PARENT... ET EN COUPLE AUSSI ! Episode 2 : Le Stress Post-Romantique

Par Vanessa Calas 26 Oct 2021
PARENT... ET EN COUPLE AUSSI !  Episode 2 : Le Stress Post-Romantique

La vie conjugale est un formidable laboratoire ! Vivre au quotidien, en couple, est à haut risque : celui de déclencher ou de révéler des psycho-traumatismes relationnels. Le terrain de la vie à deux est miné.

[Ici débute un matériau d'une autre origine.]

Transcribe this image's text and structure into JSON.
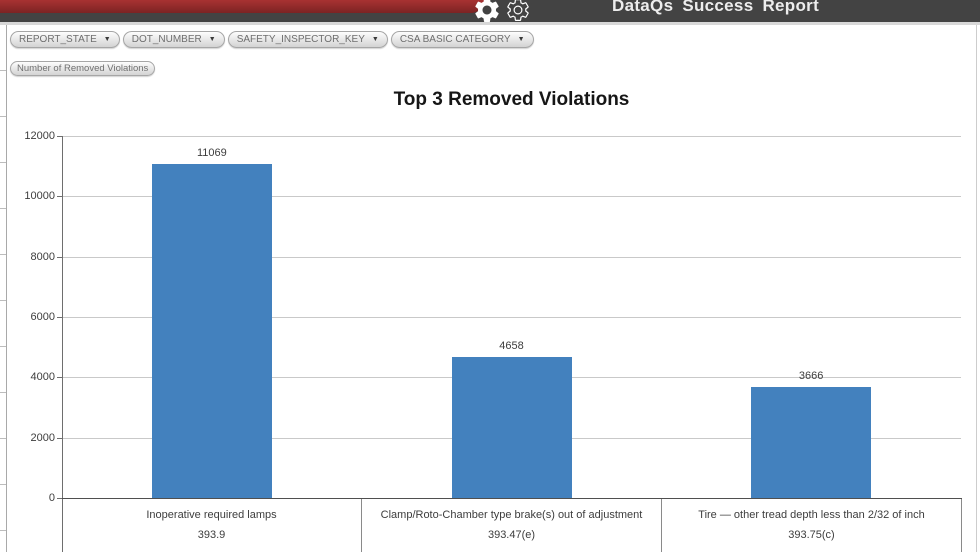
{
  "header": {
    "title": "DataQs Success Report",
    "bar_color": "#434343",
    "ribbon_color": "#9e2b2b",
    "icons": [
      "gear-icon",
      "gear-icon"
    ]
  },
  "icons": {
    "dropdown_arrow": "▼"
  },
  "filters": [
    {
      "label": "REPORT_STATE"
    },
    {
      "label": "DOT_NUMBER"
    },
    {
      "label": "SAFETY_INSPECTOR_KEY"
    },
    {
      "label": "CSA BASIC CATEGORY"
    }
  ],
  "measure_button": "Number of Removed Violations",
  "chart_data": {
    "type": "bar",
    "title": "Top 3 Removed Violations",
    "categories": [
      {
        "label": "Inoperative required lamps",
        "code": "393.9"
      },
      {
        "label": "Clamp/Roto-Chamber type brake(s) out of adjustment",
        "code": "393.47(e)"
      },
      {
        "label": "Tire — other tread depth less than 2/32 of inch",
        "code": "393.75(c)"
      }
    ],
    "values": [
      11069,
      4658,
      3666
    ],
    "data_labels": [
      "11069",
      "4658",
      "3666"
    ],
    "ylim": [
      0,
      12000
    ],
    "yticks": [
      0,
      2000,
      4000,
      6000,
      8000,
      10000,
      12000
    ],
    "xlabel": "",
    "ylabel": "",
    "grid": true,
    "legend": "none",
    "bar_color": "#4381be"
  }
}
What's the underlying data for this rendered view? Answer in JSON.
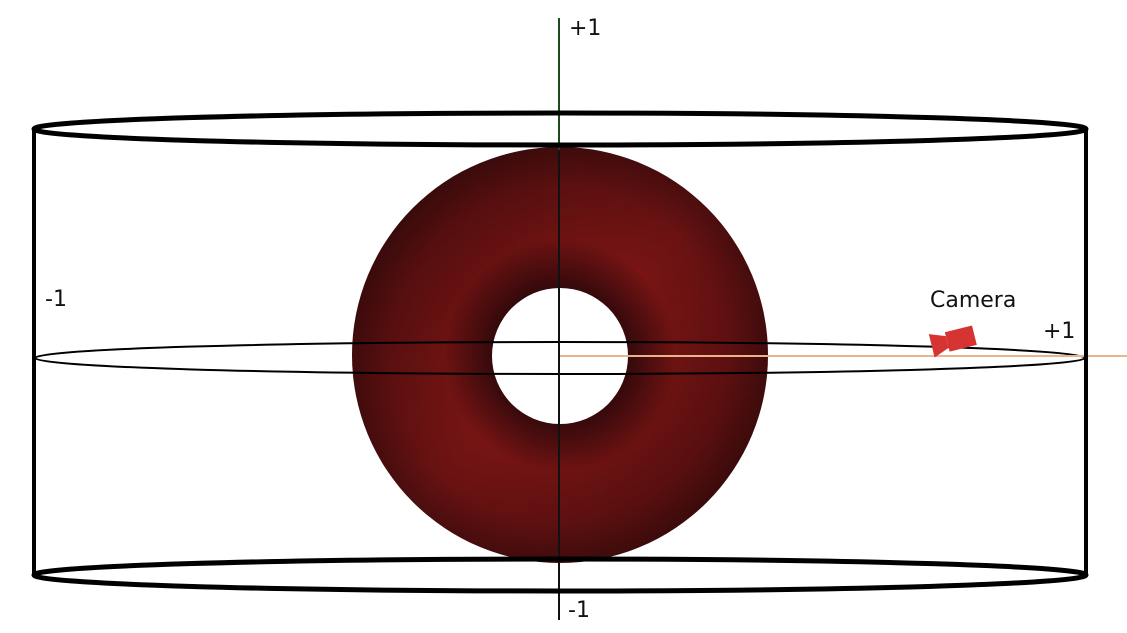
{
  "labels": {
    "y_top": "+1",
    "y_bottom": "-1",
    "x_left": "-1",
    "x_right": "+1",
    "camera": "Camera"
  },
  "colors": {
    "torus_light": "#8a1a1a",
    "torus_mid": "#6e1212",
    "torus_dark": "#2b0a0c",
    "axis_line": "#111111",
    "vertical_axis_top": "#1e4a1e",
    "camera_ray": "#e8b48c",
    "camera_body": "#d63333",
    "cylinder": "#000000"
  },
  "icons": {
    "camera": "video-camera-icon"
  }
}
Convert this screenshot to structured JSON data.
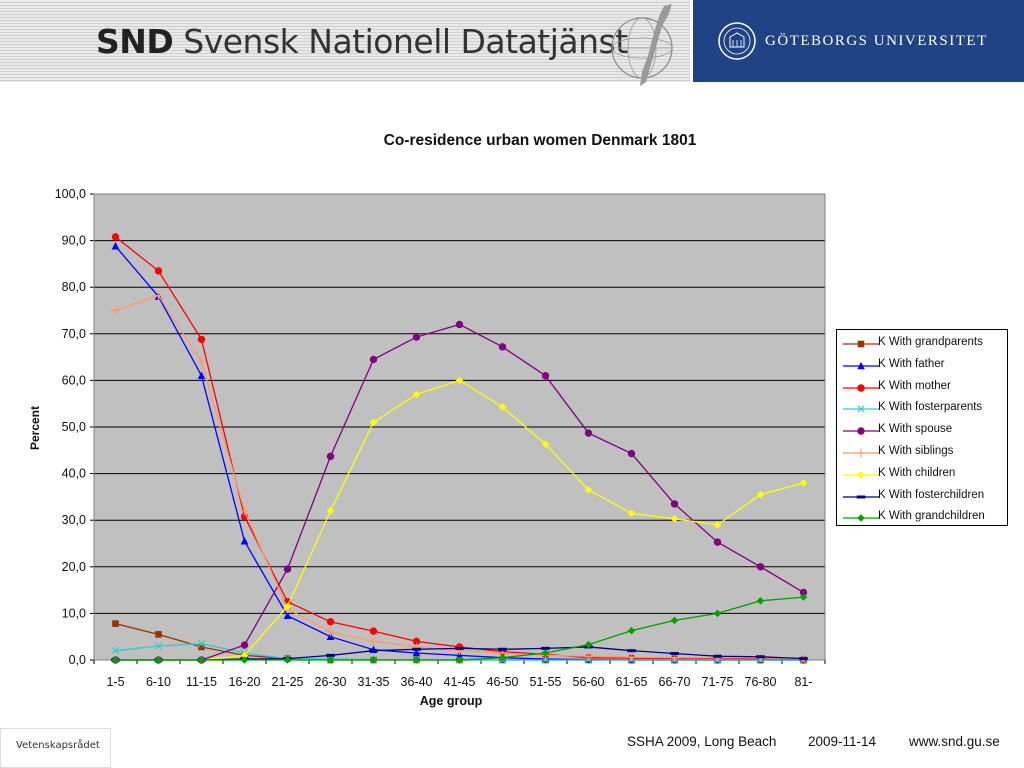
{
  "header": {
    "snd_abbr": "SND",
    "snd_name": "Svensk Nationell Datatjänst",
    "university": "GÖTEBORGS UNIVERSITET",
    "colors": {
      "university_bg": "#1f4384",
      "stripe_light": "#e9e9e9",
      "stripe_dark": "#cfcfcf"
    }
  },
  "footer": {
    "logo_text": "Vetenskapsrådet",
    "conference": "SSHA 2009, Long Beach",
    "date": "2009-11-14",
    "url": "www.snd.gu.se"
  },
  "chart_data": {
    "type": "line",
    "title": "Co-residence urban women Denmark 1801",
    "xlabel": "Age group",
    "ylabel": "Percent",
    "ylim": [
      0,
      100
    ],
    "yticks": [
      "0,0",
      "10,0",
      "20,0",
      "30,0",
      "40,0",
      "50,0",
      "60,0",
      "70,0",
      "80,0",
      "90,0",
      "100,0"
    ],
    "grid": true,
    "legend_position": "right",
    "plot_background": "#c0c0c0",
    "categories": [
      "1-5",
      "6-10",
      "11-15",
      "16-20",
      "21-25",
      "26-30",
      "31-35",
      "36-40",
      "41-45",
      "46-50",
      "51-55",
      "56-60",
      "61-65",
      "66-70",
      "71-75",
      "76-80",
      "81-"
    ],
    "series": [
      {
        "name": "K With grandparents",
        "color": "#993300",
        "marker": "square",
        "values": [
          7.8,
          5.5,
          2.8,
          1.0,
          0.3,
          0.0,
          0.0,
          0.0,
          0.0,
          0.0,
          0.0,
          0.0,
          0.0,
          0.0,
          0.0,
          0.0,
          0.0
        ]
      },
      {
        "name": "K With father",
        "color": "#0000ff",
        "marker": "triangle",
        "values": [
          88.8,
          78.0,
          61.0,
          25.5,
          9.5,
          5.0,
          2.2,
          1.5,
          1.0,
          0.5,
          0.2,
          0.1,
          0.0,
          0.0,
          0.0,
          0.0,
          0.0
        ]
      },
      {
        "name": "K With mother",
        "color": "#ff0000",
        "marker": "circle",
        "values": [
          90.8,
          83.5,
          68.8,
          30.8,
          12.5,
          8.2,
          6.2,
          4.0,
          2.8,
          1.8,
          1.2,
          0.5,
          0.4,
          0.3,
          0.3,
          0.2,
          0.0
        ]
      },
      {
        "name": "K With fosterparents",
        "color": "#33cccc",
        "marker": "x",
        "values": [
          2.0,
          3.0,
          3.5,
          1.5,
          0.3,
          0.2,
          0.1,
          0.0,
          0.0,
          0.0,
          0.0,
          0.0,
          0.0,
          0.0,
          0.0,
          0.0,
          0.0
        ]
      },
      {
        "name": "K With spouse",
        "color": "#800080",
        "marker": "circle",
        "values": [
          0.0,
          0.0,
          0.0,
          3.2,
          19.5,
          43.7,
          64.5,
          69.3,
          72.0,
          67.2,
          61.0,
          48.7,
          44.3,
          33.5,
          25.3,
          20.0,
          14.5
        ]
      },
      {
        "name": "K With siblings",
        "color": "#ff9966",
        "marker": "plus",
        "values": [
          75.0,
          78.2,
          64.0,
          32.0,
          11.0,
          6.0,
          4.0,
          2.8,
          2.0,
          1.5,
          1.0,
          0.8,
          0.6,
          0.5,
          0.5,
          0.5,
          0.5
        ]
      },
      {
        "name": "K With children",
        "color": "#ffff00",
        "marker": "diamond",
        "values": [
          0.0,
          0.0,
          0.0,
          1.0,
          11.5,
          32.0,
          51.0,
          57.0,
          60.0,
          54.3,
          46.3,
          36.5,
          31.5,
          30.3,
          29.0,
          35.5,
          38.0
        ]
      },
      {
        "name": "K With fosterchildren",
        "color": "#000080",
        "marker": "dash",
        "values": [
          0.0,
          0.0,
          0.0,
          0.2,
          0.3,
          1.0,
          2.0,
          2.3,
          2.5,
          2.3,
          2.5,
          2.8,
          2.0,
          1.4,
          0.8,
          0.7,
          0.3
        ]
      },
      {
        "name": "K With grandchildren",
        "color": "#00a000",
        "marker": "diamond",
        "values": [
          0.0,
          0.0,
          0.0,
          0.0,
          0.0,
          0.0,
          0.0,
          0.0,
          0.0,
          0.5,
          1.5,
          3.3,
          6.3,
          8.5,
          10.0,
          12.7,
          13.5
        ]
      }
    ]
  }
}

Un psycho-traumatisme, c’est une expérience de vie qui a toujours, au présent, un impact négatif dans la vie d’une personne.

Un marquage cérébral

En 2014, John BRADSHAW (psychologue et écrivain américain décédé en 2016), s’est appuyé sur les travaux d’Helen FISHER et John GOTTMAN, principalement, pour développer le concept de STRESS POST-ROMANTIQUE. Le terme fait référence au plus connu STRESS POST-TRAUMATIQUE, car les catégories de symptômes sont similaires. La cause est spécifique car elle est circonscrite à l’état amoureux.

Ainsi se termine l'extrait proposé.